Sandro Viletta: «Ich kann es selber noch nicht glauben»
Aktualisiert

Sandro Viletta«Ich kann es selber noch nicht glauben»

Der Engadiner Sandro Viletta realisiert noch nicht richtig, dass er in der Super-Kombination Olympia-Sieger wurde. Der Erfolg macht ihn aber stolz.

von
Herbie Egli
Krasnaja Poljana

Die Rätoromanen schlagen an den Olympischen Winterspielen in Sotschi richtig zu. Nachdem der Münstertaler Dario Cologna über 15 km klassisch seinen Titel verteidigt hatte, fuhr Sandro Viletta in der Super-Kombination zu Gold. Vor dem Rennen waren dem 28-jährigen Engadiner eher Aussenseiter-Chancen eingeräumt worden.
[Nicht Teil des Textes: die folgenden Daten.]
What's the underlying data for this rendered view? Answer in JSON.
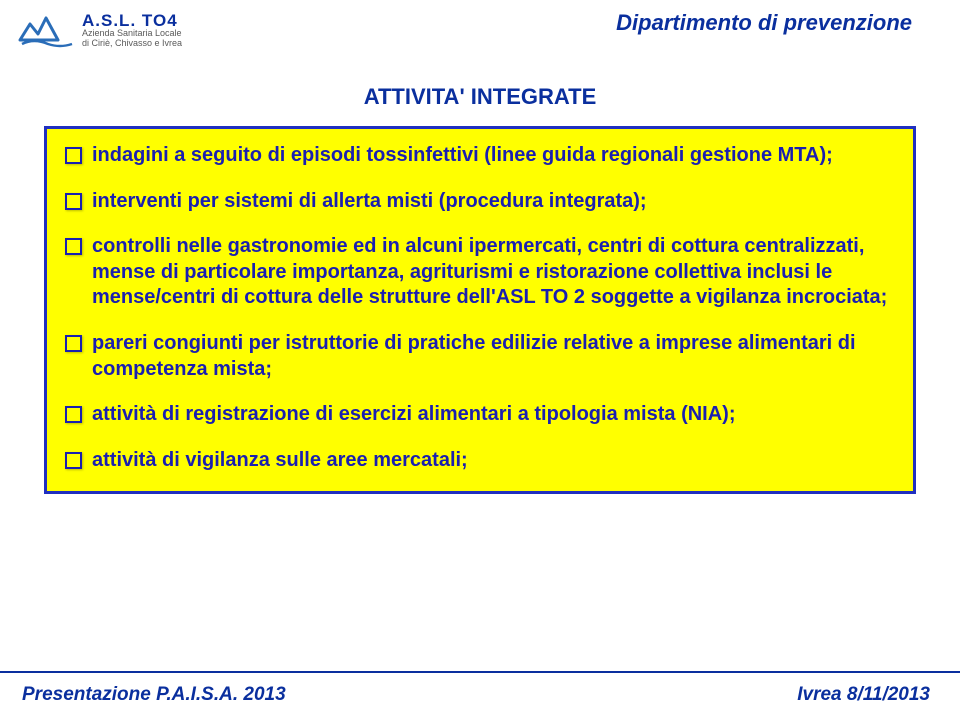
{
  "colors": {
    "headerTitle": "#0a2f9e",
    "sectionTitle": "#0a2f9e",
    "boxBg": "#ffff00",
    "boxBorder": "#2030c0",
    "bulletText": "#1a1fb0",
    "bulletSquare": "#1a1fb0",
    "footerBorder": "#0a2f9e",
    "footerLeft": "#0a2f9e",
    "footerRight": "#0a2f9e",
    "logoMain": "#0a2f9e",
    "logoSub": "#5a5a5a"
  },
  "logo": {
    "main": "A.S.L. TO4",
    "sub1": "Azienda Sanitaria Locale",
    "sub2": "di Ciriè, Chivasso e Ivrea"
  },
  "headerTitle": "Dipartimento di prevenzione",
  "sectionTitle": "ATTIVITA' INTEGRATE",
  "bullets": [
    "indagini a seguito di episodi tossinfettivi (linee guida regionali gestione MTA);",
    "interventi per sistemi di allerta misti (procedura integrata);",
    "controlli nelle gastronomie ed in alcuni ipermercati, centri di cottura centralizzati, mense di  particolare importanza, agriturismi e ristorazione collettiva inclusi le mense/centri di cottura delle strutture dell'ASL TO 2 soggette a vigilanza incrociata;",
    "pareri congiunti per istruttorie di pratiche edilizie relative a imprese alimentari di competenza mista;",
    "attività di registrazione di esercizi alimentari a tipologia mista (NIA);",
    "attività di vigilanza sulle aree mercatali;"
  ],
  "footerLeft": "Presentazione P.A.I.S.A. 2013",
  "footerRight": "Ivrea 8/11/2013"
}
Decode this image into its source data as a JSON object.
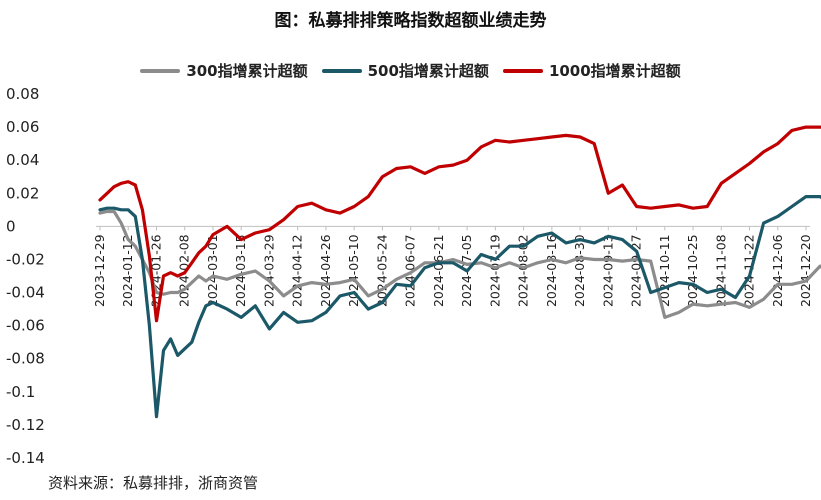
{
  "title": "图：私募排排策略指数超额业绩走势",
  "source": "资料来源：私募排排，浙商资管",
  "legend": [
    {
      "label": "300指增累计超额",
      "color": "#8c8c8c"
    },
    {
      "label": "500指增累计超额",
      "color": "#1b5868"
    },
    {
      "label": "1000指增累计超额",
      "color": "#c00000"
    }
  ],
  "chart_data": {
    "type": "line",
    "title": "图：私募排排策略指数超额业绩走势",
    "xlabel": "",
    "ylabel": "",
    "ylim": [
      -0.14,
      0.08
    ],
    "yticks": [
      "0.08",
      "0.06",
      "0.04",
      "0.02",
      "0",
      "-0.02",
      "-0.04",
      "-0.06",
      "-0.08",
      "-0.1",
      "-0.12",
      "-0.14"
    ],
    "xticks": [
      "2023-12-29",
      "2024-01-12",
      "2024-01-26",
      "2024-02-08",
      "2024-03-01",
      "2024-03-15",
      "2024-03-29",
      "2024-04-12",
      "2024-04-26",
      "2024-05-10",
      "2024-05-24",
      "2024-06-07",
      "2024-06-21",
      "2024-07-05",
      "2024-07-19",
      "2024-08-02",
      "2024-08-16",
      "2024-08-30",
      "2024-09-13",
      "2024-09-27",
      "2024-10-11",
      "2024-10-25",
      "2024-11-08",
      "2024-11-22",
      "2024-12-06",
      "2024-12-20"
    ],
    "grid": false,
    "legend_position": "top",
    "x": [
      0,
      0.25,
      0.5,
      0.75,
      1,
      1.25,
      1.5,
      1.75,
      2,
      2.25,
      2.5,
      2.75,
      3,
      3.25,
      3.5,
      3.75,
      4,
      4.5,
      5,
      5.5,
      6,
      6.5,
      7,
      7.5,
      8,
      8.5,
      9,
      9.5,
      10,
      10.5,
      11,
      11.5,
      12,
      12.5,
      13,
      13.5,
      14,
      14.5,
      15,
      15.5,
      16,
      16.5,
      17,
      17.5,
      18,
      18.5,
      19,
      19.5,
      20,
      20.5,
      21,
      21.5,
      22,
      22.5,
      23,
      23.5,
      24,
      24.5,
      25,
      25.5,
      26
    ],
    "series": [
      {
        "name": "300指增累计超额",
        "values": [
          0.008,
          0.009,
          0.009,
          0.002,
          -0.008,
          -0.012,
          -0.02,
          -0.028,
          -0.04,
          -0.041,
          -0.04,
          -0.04,
          -0.038,
          -0.034,
          -0.03,
          -0.033,
          -0.03,
          -0.032,
          -0.029,
          -0.027,
          -0.033,
          -0.042,
          -0.036,
          -0.034,
          -0.035,
          -0.034,
          -0.032,
          -0.042,
          -0.038,
          -0.032,
          -0.028,
          -0.022,
          -0.022,
          -0.02,
          -0.023,
          -0.022,
          -0.025,
          -0.022,
          -0.025,
          -0.022,
          -0.02,
          -0.022,
          -0.019,
          -0.02,
          -0.02,
          -0.021,
          -0.02,
          -0.021,
          -0.055,
          -0.052,
          -0.047,
          -0.048,
          -0.047,
          -0.046,
          -0.049,
          -0.044,
          -0.035,
          -0.035,
          -0.033,
          -0.024,
          -0.03
        ]
      },
      {
        "name": "500指增累计超额",
        "values": [
          0.01,
          0.011,
          0.011,
          0.01,
          0.01,
          0.006,
          -0.02,
          -0.06,
          -0.115,
          -0.075,
          -0.068,
          -0.078,
          -0.074,
          -0.07,
          -0.058,
          -0.048,
          -0.046,
          -0.05,
          -0.055,
          -0.048,
          -0.062,
          -0.052,
          -0.058,
          -0.057,
          -0.052,
          -0.042,
          -0.04,
          -0.05,
          -0.046,
          -0.035,
          -0.036,
          -0.025,
          -0.022,
          -0.022,
          -0.027,
          -0.017,
          -0.02,
          -0.012,
          -0.012,
          -0.006,
          -0.004,
          -0.01,
          -0.008,
          -0.01,
          -0.006,
          -0.008,
          -0.015,
          -0.04,
          -0.037,
          -0.034,
          -0.035,
          -0.04,
          -0.038,
          -0.043,
          -0.03,
          0.002,
          0.006,
          0.012,
          0.018,
          0.018,
          0.012
        ]
      },
      {
        "name": "1000指增累计超额",
        "values": [
          0.016,
          0.02,
          0.024,
          0.026,
          0.027,
          0.025,
          0.01,
          -0.018,
          -0.057,
          -0.03,
          -0.028,
          -0.03,
          -0.028,
          -0.022,
          -0.016,
          -0.012,
          -0.005,
          0.0,
          -0.008,
          -0.004,
          -0.002,
          0.004,
          0.012,
          0.014,
          0.01,
          0.008,
          0.012,
          0.018,
          0.03,
          0.035,
          0.036,
          0.032,
          0.036,
          0.037,
          0.04,
          0.048,
          0.052,
          0.051,
          0.052,
          0.053,
          0.054,
          0.055,
          0.054,
          0.05,
          0.02,
          0.025,
          0.012,
          0.011,
          0.012,
          0.013,
          0.011,
          0.012,
          0.026,
          0.032,
          0.038,
          0.045,
          0.05,
          0.058,
          0.06,
          0.06,
          0.059
        ]
      }
    ]
  }
}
Viletta konnte in der Abfahrt nicht mit den Schnellsten mithalten. Als 14. büsste er beinahe 1,5 Sekunden auf den Norweger Kjetil Jansrud ein. Der Engadiner zauberte aber im Slalom in Rosa Chutor und fuhr die zweitbeste Laufzeit. Am Schluss verwies er den Kroaten Ivica Kostelic und den Italiener Christof Innerhofer auf den Silber- und Bronzeplatz. Den Moment, zuoberst auf dem Podest bei der Flower Ceremony im Zielraum zu stehen, genoss Viletta in vollen Zügen. «Ich kann es selber noch nicht glauben, dass es wirklich passiert ist. Ich freue mich extrem und hoffte immer auf einen solchen Tag, wie er heute eingetroffen ist», strahlte der frischgebackene Olympia-Sieger.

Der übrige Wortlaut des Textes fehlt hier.